I have a teflon coated pan which is a couple of decades old and the surface is intact and undamaged - but I cook at low temperatures even when frying - I don't want to turn food black - not even dark brown. Having seen non stick pans where there is a central ring of exposed metal I can see why you don't like the idea of using them - I disposed of a fairly expensive grill when the plates began to lose chunks of the coating.


----------



## Edgar (Dec 18, 2019)

lucy123 said:


> Glad you like it Mark. Steak cooks lovely in mine. Steak flat mushroom and spinach for tea last night.  No fuss - chucked both steak and mushroom in fryer for15 mins whilst I got on with life.  Post things you find cook nice please.


I do a lovely fish and chips in mine. Fish straight from the freezer done in 20 minutes, sometimes I do my own "naughty"  potoato chips without oil but mostly with parsnip chips.
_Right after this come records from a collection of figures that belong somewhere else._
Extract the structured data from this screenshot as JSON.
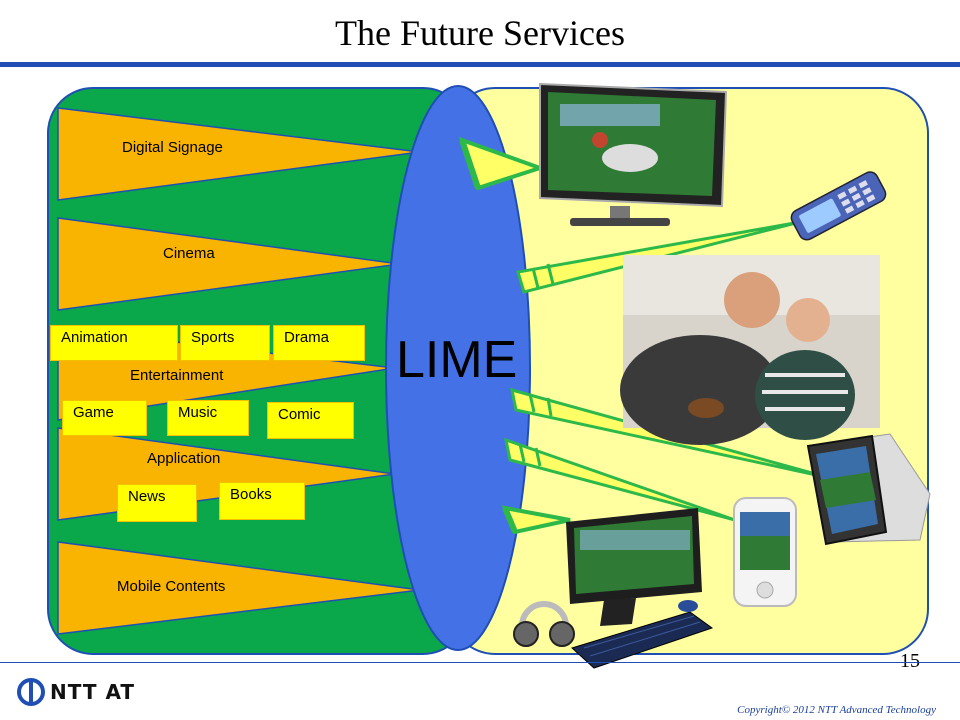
{
  "slide": {
    "title": "The Future Services",
    "page_number": "15",
    "copyright": "Copyright© 2012 NTT Advanced Technology",
    "logo_text": "NTT AT"
  },
  "center": {
    "label": "LIME"
  },
  "content_categories": [
    {
      "name": "Digital Signage"
    },
    {
      "name": "Cinema"
    },
    {
      "name": "Entertainment",
      "items": [
        "Animation",
        "Sports",
        "Drama"
      ]
    },
    {
      "name": "Application",
      "items": [
        "Game",
        "Music",
        "Comic",
        "News",
        "Books"
      ]
    },
    {
      "name": "Mobile Contents"
    }
  ],
  "devices": [
    "digital-signage-display-icon",
    "mobile-phone-icon",
    "family-watching-tv-photo",
    "tablet-icon",
    "smartphone-icon",
    "desktop-computer-icon"
  ],
  "colors": {
    "title_rule": "#1f4fb4",
    "left_panel": "#0aa84a",
    "right_panel": "#ffffa0",
    "triangles": "#f8b400",
    "lime_ellipse": "#4472e6",
    "sub_boxes": "#ffff00",
    "beams": "#2db84a"
  }
}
Yummy


----------



## Edgar (Dec 18, 2019)

Drummer said:


> I have both air fryer and a Halogen oven - they don't do the same things in my kitchen - though I believe that there have been bits aded to make them more capable of doing what the other thing does.
> I use the Halogen oven for roasting whole chickens or joints of meat, making cheese on toast (for my husband) defrosting in a hurry, and it is a safer option for cooking chestnuts - I tried some in the Actifry and they exploded....


I do chestnuts in my air fryer. 10 minutes at 180 but you have to make a cut in the skin before you put them in. That's why they exploded!


----------



## Drummer (Dec 18, 2019)

My air fryer has no temperature control - I did cut them, but I think they boiled inside the shells as the ones which did not explode were all floury.


----------



## Sally W (Dec 19, 2019)

Yes I have a real aversion to coated stuff!  @Edgar 
do your parsnip chips come up crispy?


----------



## Edgar (Dec 20, 2019)

Carol Robinson said:


> We love our air dryer, and the celeriac chips do really nicely in it  nom nom nom


What's an air dryer!


----------



## Edgar (Dec 20, 2019)

Sally W said:


> Yes I have a real aversion to coated stuff!  @Edgar
> do your parsnip chips come up crispy?


Yes they do


----------